A young doctor with a promising career at the Ernesto Guevara Hospital in Las Tunas province, García Paneque flirted with the Cuban dissident movement in the 1990s, his wife, Yamilé Llánez, has told me over the years of his imprisonment. In 1997, he joined a group of young Cubans fighting for democracy. Months later, having been fired for to his anti-revolutionary politics, he turned to the booming Cuban independent press movement. By 2003, he was director of the local independent news agency Libertad.
For his reporting and editing, García Paneque was accused of acting “against the independence and territorial integrity of the state,” and sentenced to 24 years in prison. He spent the last seven being shuffled from prison to prison, collecting illnesses, and being witness and victim to the inhumane conditions under which Cuban political prisoners live. A healthy man in his late 30s at the time of his arrest, García Paneque now suffers from chronic malnutrition, pneumonia, and internal bleeding, and has been diagnosed with a kidney tumor, his wife said.

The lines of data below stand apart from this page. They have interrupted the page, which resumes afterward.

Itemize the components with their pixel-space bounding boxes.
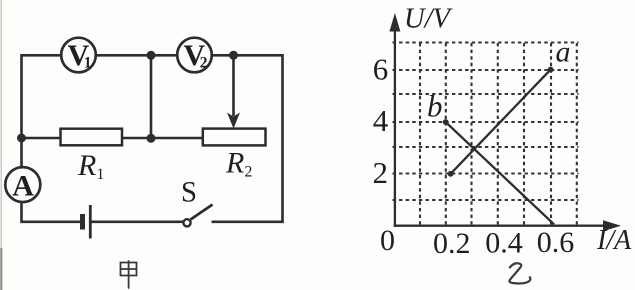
svg-text:0: 0 — [380, 224, 395, 257]
graph y-axis — [394, 28, 396, 227]
svg-text:a: a — [556, 36, 571, 69]
wire switch-to-right — [212, 221, 284, 224]
rheostat R2 — [203, 129, 266, 146]
svg-text:R2: R2 — [225, 147, 252, 181]
caption yi (乙) — [509, 263, 530, 283]
battery negative plate — [80, 214, 85, 230]
voltmeter V1 — [61, 38, 96, 73]
node dot slider-top — [229, 51, 238, 60]
x-axis arrowhead — [603, 220, 621, 231]
svg-text:0.2: 0.2 — [433, 227, 471, 260]
dashed grid horizontals — [393, 43, 579, 201]
node dot mid-mid — [147, 134, 156, 143]
svg-text:0.6: 0.6 — [537, 226, 575, 259]
y-axis arrowhead — [389, 13, 400, 32]
dashed grid verticals — [420, 43, 577, 224]
wire vertical mid node — [150, 55, 153, 138]
wire middle — [22, 137, 203, 140]
svg-text:2: 2 — [200, 55, 208, 72]
wire right — [281, 54, 284, 223]
wire battery-to-switch — [92, 221, 184, 224]
battery positive plate — [89, 205, 92, 239]
wire left — [20, 54, 23, 222]
resistor R1 — [61, 129, 123, 146]
svg-text:I/A: I/A — [596, 225, 632, 256]
svg-text:1: 1 — [84, 55, 92, 72]
scan edge artifact — [0, 0, 2, 290]
line b end dot — [443, 119, 449, 125]
svg-text:4: 4 — [373, 103, 389, 138]
node dot mid-top — [147, 51, 156, 60]
svg-text:b: b — [427, 88, 443, 123]
voltmeter V2 — [177, 38, 212, 73]
wire bottom-left — [20, 221, 80, 224]
line a — [451, 70, 551, 174]
svg-text:2: 2 — [373, 155, 389, 190]
svg-text:S: S — [181, 177, 197, 209]
wire slider — [232, 55, 235, 116]
line b — [446, 122, 554, 224]
svg-text:A: A — [12, 170, 34, 203]
svg-text:6: 6 — [373, 52, 389, 87]
caption jia (甲) — [121, 261, 137, 288]
svg-text:R1: R1 — [77, 149, 104, 183]
wire top — [22, 54, 283, 57]
svg-text:0.4: 0.4 — [485, 227, 523, 260]
svg-text:U/V: U/V — [404, 4, 454, 35]
ammeter A — [5, 167, 40, 202]
graph x-axis — [394, 225, 605, 227]
switch S pivot — [183, 219, 190, 226]
node dot left-mid — [17, 134, 26, 143]
switch S lever — [191, 205, 213, 220]
slider arrowhead — [227, 113, 240, 129]
line a end dots — [448, 171, 454, 177]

The journalist has not seen his four children since 2007, when continuous government harassment forced his wife to flee with them to the United States. Here, the family has struggled to survive, and is able to talk to García Paneque for five minutes once a month. “The last time I saw my husband,” Llánez told me over the phone shortly after her arrival in Texas, “he told me that I was responsible for my children, and that I had to do whatever was necessary to make sure they were OK. So we left him.”

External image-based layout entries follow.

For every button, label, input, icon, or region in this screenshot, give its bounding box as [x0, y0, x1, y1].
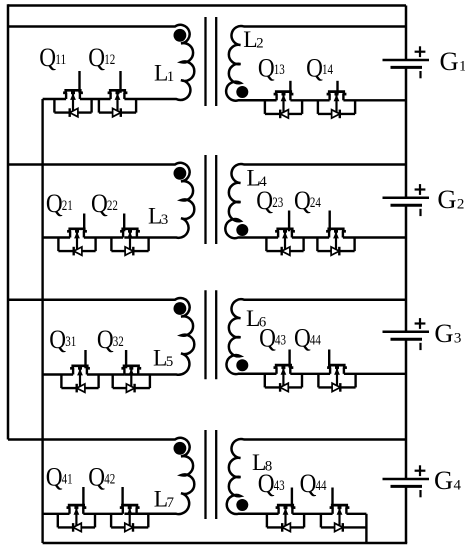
inductor L3 (transformer primary) with top wire — [8, 163, 194, 238]
body diode of Q13(r) — [280, 110, 288, 119]
svg-text:11: 11 — [55, 52, 66, 68]
label L6 — [246, 306, 267, 332]
body diode loop of Q11 — [54, 99, 91, 113]
body diode loop of Q22 — [111, 238, 148, 252]
label Q42 — [88, 462, 115, 492]
transistor Q31 — [70, 366, 90, 388]
body diode loop of Q42 — [111, 514, 148, 528]
transistor Q41 drain stub — [82, 487, 84, 508]
svg-text:8: 8 — [265, 459, 273, 475]
transistor Q21 drain stub — [83, 214, 85, 232]
inductor L5 (transformer primary) with top wire — [8, 298, 194, 375]
body diode loop of Q44(r) — [321, 514, 367, 543]
svg-text:31: 31 — [65, 334, 76, 350]
label G4 — [434, 465, 462, 495]
battery G3 — [383, 332, 430, 339]
battery G1 plus sign — [415, 46, 426, 57]
label Q21 — [46, 188, 73, 218]
svg-text:21: 21 — [62, 198, 73, 214]
transistor Q22 — [120, 229, 140, 251]
transistor Q43(r) — [276, 505, 296, 527]
polarity dot of L3 — [174, 167, 187, 180]
label G3 — [434, 318, 461, 348]
transistor Q44(r) drain stub — [331, 488, 333, 508]
wire bottom border — [43, 542, 408, 545]
transformer T4 core — [206, 430, 217, 519]
svg-text:1: 1 — [459, 59, 465, 75]
svg-text:43: 43 — [275, 332, 286, 348]
label L1 — [154, 60, 174, 86]
body diode loop of Q32 — [113, 375, 150, 389]
wire inner left bus — [41, 99, 43, 543]
inductor L6 (transformer secondary) with top wire — [226, 299, 406, 374]
transistor Q24(r) — [326, 229, 346, 251]
transistor Q21 — [67, 229, 87, 251]
label Q24 — [294, 185, 321, 215]
transistor Q41 — [67, 505, 87, 527]
transistor Q42 — [120, 505, 140, 527]
body diode of Q14(r) — [332, 110, 340, 119]
inductor L4 (transformer secondary) with top wire — [225, 164, 406, 238]
svg-text:43: 43 — [274, 478, 285, 494]
transistor Q12 — [108, 90, 128, 112]
svg-text:Q: Q — [49, 324, 66, 354]
svg-text:6: 6 — [259, 314, 267, 330]
battery G3 plus sign — [415, 318, 426, 329]
label Q41 — [46, 462, 73, 492]
transistor Q14(r) — [327, 92, 347, 114]
body diode loop of Q43(r) — [267, 514, 304, 528]
body diode of Q23(r) — [282, 247, 290, 256]
transistor Q43(r) — [274, 365, 294, 387]
polarity dot of L8 — [236, 499, 248, 511]
transformer T1 core — [206, 17, 217, 106]
body diode of Q43(r) — [282, 523, 290, 532]
svg-text:7: 7 — [167, 495, 175, 511]
transistor Q43(r) drain stub — [288, 350, 290, 368]
transformer T2 core — [206, 155, 217, 244]
polarity dot of L7 — [174, 442, 187, 455]
body diode of Q43(r) — [280, 383, 288, 392]
body diode of Q24(r) — [331, 247, 339, 256]
svg-text:44: 44 — [310, 332, 321, 348]
battery G2 plus sign — [415, 184, 426, 195]
label Q11 — [39, 42, 66, 72]
svg-text:Q: Q — [88, 42, 105, 72]
body diode of Q44(r) — [335, 523, 343, 532]
body diode loop of Q12 — [99, 99, 136, 113]
svg-text:2: 2 — [457, 196, 465, 212]
label Q22 — [91, 188, 118, 218]
transistor Q12 drain stub — [119, 71, 121, 93]
svg-text:G: G — [434, 465, 453, 495]
svg-text:Q: Q — [46, 188, 63, 218]
body diode of Q22 — [125, 247, 133, 256]
label Q43 — [258, 468, 285, 498]
battery G4 — [383, 479, 430, 486]
svg-text:41: 41 — [62, 471, 73, 487]
inductor L2 (transformer secondary) with top wire — [226, 26, 406, 101]
body diode of Q32 — [126, 384, 134, 393]
transistor Q14(r) drain stub — [336, 81, 338, 94]
label Q31 — [49, 324, 76, 354]
label Q12 — [88, 42, 115, 72]
body diode loop of Q24(r) — [317, 238, 354, 252]
svg-text:G: G — [437, 184, 456, 214]
label L3 — [148, 204, 168, 230]
transformer T3 core — [206, 290, 217, 379]
battery G1 — [383, 60, 430, 67]
svg-text:Q: Q — [306, 52, 323, 82]
body diode loop of Q41 — [58, 514, 95, 528]
label Q44 — [294, 323, 321, 353]
label Q14 — [306, 52, 333, 82]
svg-text:4: 4 — [259, 174, 267, 190]
battery G4 minus tick — [419, 490, 421, 497]
svg-text:Q: Q — [46, 462, 63, 492]
inductor L7 (transformer primary) with top wire — [8, 438, 194, 514]
transistor Q32 — [121, 366, 141, 388]
transistor Q43(r) drain stub — [291, 488, 293, 508]
label L7 — [154, 487, 175, 513]
transistor Q23(r) — [275, 229, 295, 251]
label L4 — [247, 166, 268, 192]
svg-text:1: 1 — [167, 69, 175, 85]
body diode of Q44(r) — [332, 383, 340, 392]
body diode loop of Q21 — [58, 238, 95, 252]
battery G2 minus tick — [419, 209, 421, 216]
body diode loop of Q44(r) — [318, 374, 355, 388]
polarity dot of L2 — [236, 86, 248, 98]
wire left border bus — [7, 4, 10, 439]
svg-text:G: G — [434, 318, 453, 348]
battery G4 plus sign — [415, 465, 426, 476]
transistor Q11 drain stub — [78, 71, 80, 93]
body diode of Q12 — [113, 108, 121, 117]
svg-text:Q: Q — [91, 188, 108, 218]
body diode of Q21 — [74, 247, 82, 256]
body diode of Q31 — [77, 384, 85, 393]
wire row 2 left source rail — [43, 236, 124, 238]
svg-text:2: 2 — [256, 36, 264, 52]
wire row 1 right source rail — [290, 99, 406, 101]
body diode of Q42 — [125, 523, 133, 532]
body diode of Q11 — [70, 108, 78, 117]
svg-text:Q: Q — [294, 323, 311, 353]
wire row 4 left source rail — [43, 513, 123, 515]
label L8 — [252, 450, 272, 476]
transistor Q23(r) drain stub — [288, 211, 290, 232]
body diode of Q41 — [73, 523, 81, 532]
svg-text:3: 3 — [454, 330, 462, 346]
svg-text:12: 12 — [104, 52, 115, 68]
wire row 2 right source rail — [292, 236, 406, 238]
svg-text:14: 14 — [322, 62, 333, 78]
battery G1 minus tick — [419, 71, 421, 78]
body diode loop of Q14(r) — [318, 100, 355, 114]
label Q44 — [300, 468, 327, 498]
polarity dot of L5 — [174, 302, 187, 315]
svg-text:Q: Q — [97, 324, 114, 354]
label Q13 — [258, 52, 285, 82]
svg-text:13: 13 — [274, 62, 285, 78]
svg-text:3: 3 — [161, 212, 169, 228]
svg-text:Q: Q — [39, 42, 56, 72]
transistor Q44(r) — [330, 505, 350, 527]
body diode loop of Q31 — [61, 375, 98, 389]
svg-text:44: 44 — [316, 478, 327, 494]
wire right battery bus — [405, 6, 408, 544]
label Q43 — [259, 323, 286, 353]
label L2 — [243, 27, 263, 53]
label Q32 — [97, 324, 124, 354]
wire row 1 left source rail — [43, 98, 111, 100]
label L5 — [153, 346, 173, 372]
wire top border (positive bus) — [8, 4, 406, 7]
wire row 3 right source rail — [290, 373, 406, 375]
svg-text:Q: Q — [88, 462, 105, 492]
transistor Q31 drain stub — [84, 350, 86, 368]
label Q23 — [256, 185, 283, 215]
svg-text:4: 4 — [454, 478, 462, 494]
transistor Q11 — [63, 90, 83, 112]
transistor Q42 drain stub — [121, 487, 123, 508]
transistor Q22 drain stub — [123, 214, 125, 232]
inductor L1 (transformer primary) with top wire — [8, 25, 194, 100]
svg-text:22: 22 — [107, 198, 118, 214]
battery G3 minus tick — [419, 343, 421, 350]
body diode loop of Q43(r) — [265, 374, 302, 388]
svg-text:Q: Q — [300, 468, 317, 498]
svg-text:Q: Q — [294, 185, 311, 215]
wire row 3 left source rail — [43, 373, 125, 375]
inductor L8 (transformer secondary) with top wire — [227, 439, 406, 514]
svg-text:G: G — [440, 46, 459, 76]
svg-text:5: 5 — [166, 354, 174, 370]
polarity dot of L6 — [236, 359, 248, 371]
polarity dot of L1 — [174, 29, 187, 42]
svg-text:42: 42 — [104, 471, 115, 487]
body diode loop of Q23(r) — [266, 238, 303, 252]
label G1 — [440, 46, 465, 76]
transistor Q44(r) drain stub — [328, 350, 330, 368]
svg-text:24: 24 — [310, 195, 321, 211]
svg-text:Q: Q — [258, 52, 275, 82]
transistor Q44(r) — [327, 365, 347, 387]
transistor Q13(r) drain stub — [289, 81, 291, 94]
label G2 — [437, 184, 464, 214]
wire row 4 right source rail — [292, 513, 366, 515]
polarity dot of L4 — [236, 224, 248, 236]
svg-text:32: 32 — [113, 334, 124, 350]
battery G2 — [383, 198, 430, 205]
transistor Q32 drain stub — [125, 350, 127, 368]
svg-text:23: 23 — [272, 195, 283, 211]
transistor Q13(r) — [274, 92, 294, 114]
body diode loop of Q13(r) — [265, 100, 302, 114]
transistor Q24(r) drain stub — [329, 211, 331, 232]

As the news of García Paneque’s release circled the globe today, I was the first one to tell Llánez that her husband was reportedly among the five prisoners who would leave Cuba for Spain. Her reaction was silence, shock, and disbelief. She has been told time and again that his release was imminent. Meanwhile in Cuba, Llánez told me later today, García Paneque’s elderly mother scrambled to get to the prison where her son is being held. News of his release for her was bittersweet. To be freed, he has to leave Cuba, and this means that she might never see him again.